Option A: Global Settings (In settings.py)
# settings.py
DEFAULT_REQUEST_HEADERS = {
'Accept': 'text/html,application/xhtml+xml,application/xml;q=0.9,image/avif,image/webp,*/*;q=0.8',
'Accept-Language': 'en-US,en;q=0.5',
'Accept-Encoding': 'gzip, deflate, br',
'Connection': 'keep-alive',
'Upgrade-Insecure-Requests': '1',
'Sec-Fetch-Dest': 'document',
'Sec-Fetch-Mode': 'navigate',
'Sec-Fetch-Site': 'none',
'Sec-Fetch-User': '?1',
'Cache-Control': 'max-age=0',
}
Option B: Per Spider (In spiders/myspider.py)
# spiders/myspider.py
class MySpider(scrapy.Spider):
name = 'myspider'
custom_settings = {
'DEFAULT_REQUEST_HEADERS': {
'Accept': 'text/html,...',
# ... paste headers here
}
}
4. Random Delays (Politeness)
Robots hit pages instantly. Humans take time to read.
Solution: Slow down your spider and make it random.
Where to put it: Open settings.py and add/change these lines:
# settings.py
# Enable Auto-Throttling (Scrapy adjusts speed based on server load)
AUTOTHROTTLE_ENABLED = True
AUTOTHROTTLE_START_DELAY = 2
AUTOTHROTTLE_MAX_DELAY = 60
# Add a random delay between requests
# If set to 2, Scrapy will wait between 1s and 3s randomly
DOWNLOAD_DELAY = 2
RANDOMIZE_DOWNLOAD_DELAY = True
5. Cookies and Sessions
Some sites track your "session". If you make 100 requests with no cookies (or the same cookie for too long), it looks weird.
Scenario A: Disable Cookies (General Scraping) If the site tracks users to ban them, disable cookies so every request looks like a new visitor.
In settings.py:
COOKIES_ENABLED = False
Scenario B: Maintain Session (Login/Complex Sites) If the site requires a session, keep cookies enabled (default) but be careful not to make too many requests from one "user".
6. Referer Spoofing
When you click a link from Google to a site, the Referer header says "google.com". If you go directly to a product page with no Referer, it looks like a bot.
Solution: Fake the Referer header.
Where to put it: Inside your spider code.
# spiders/myspider.py
def start_requests(self):
yield scrapy.Request(
url="https://example.com/product/123",
headers={'Referer': 'https://www.google.com/'}, # <--- Add this
callback=self.parse
)
7. Concurrency Limits
Don't hammer the server.
In settings.py:
CONCURRENT_REQUESTS = 8 # Default is 16, lower is safer
CONCURRENT_REQUESTS_PER_DOMAIN = 4
Complete Example: Putting It All Together
Here is a complete settings.py file optimized for stealth.

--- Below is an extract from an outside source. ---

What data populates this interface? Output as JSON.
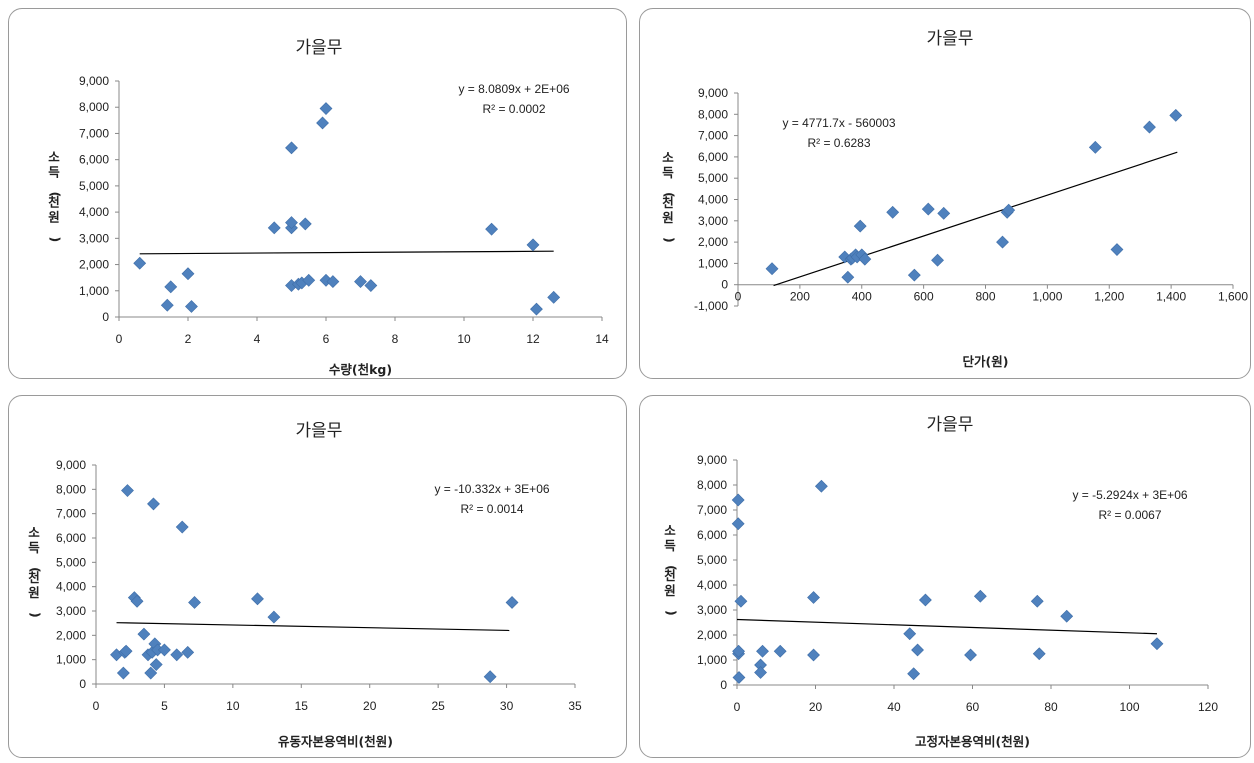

You can copy-paste this into your project.
# settings.py
BOT_NAME = 'myproject'
SPIDER_MODULES = ['myproject.spiders']
NEWSPIDER_MODULE = 'myproject.spiders'
# 1. Rotate User Agents
DOWNLOADER_MIDDLEWARES = {
'scrapy.downloadermiddlewares.useragent.UserAgentMiddleware': None,
'scrapy_user_agents.middlewares.RandomUserAgentMiddleware': 400,
}
# 2. Real Browser Headers
DEFAULT_REQUEST_HEADERS = {
'Accept': 'text/html,application/xhtml+xml,application/xml;q=0.9,image/avif,image/webp,*/*;q=0.8',
'Accept-Language': 'en-US,en;q=0.5',
'Upgrade-Insecure-Requests': '1',
}
# 3. Random Delays
DOWNLOAD_DELAY = 2
RANDOMIZE_DOWNLOAD_DELAY = True
AUTOTHROTTLE_ENABLED = True
# 4. Disable Cookies (Optional, depends on site)
COOKIES_ENABLED = False
# 5. Limit Concurrency
CONCURRENT_REQUESTS = 8
# Respect robots.txt (Good practice, but sometimes you need to disable it)
ROBOTSTXT_OBEY = True
By applying all these settings, you can scrape a surprising number of "protected" sites using just pure Scrapy, saving you the overhead of using a full browser.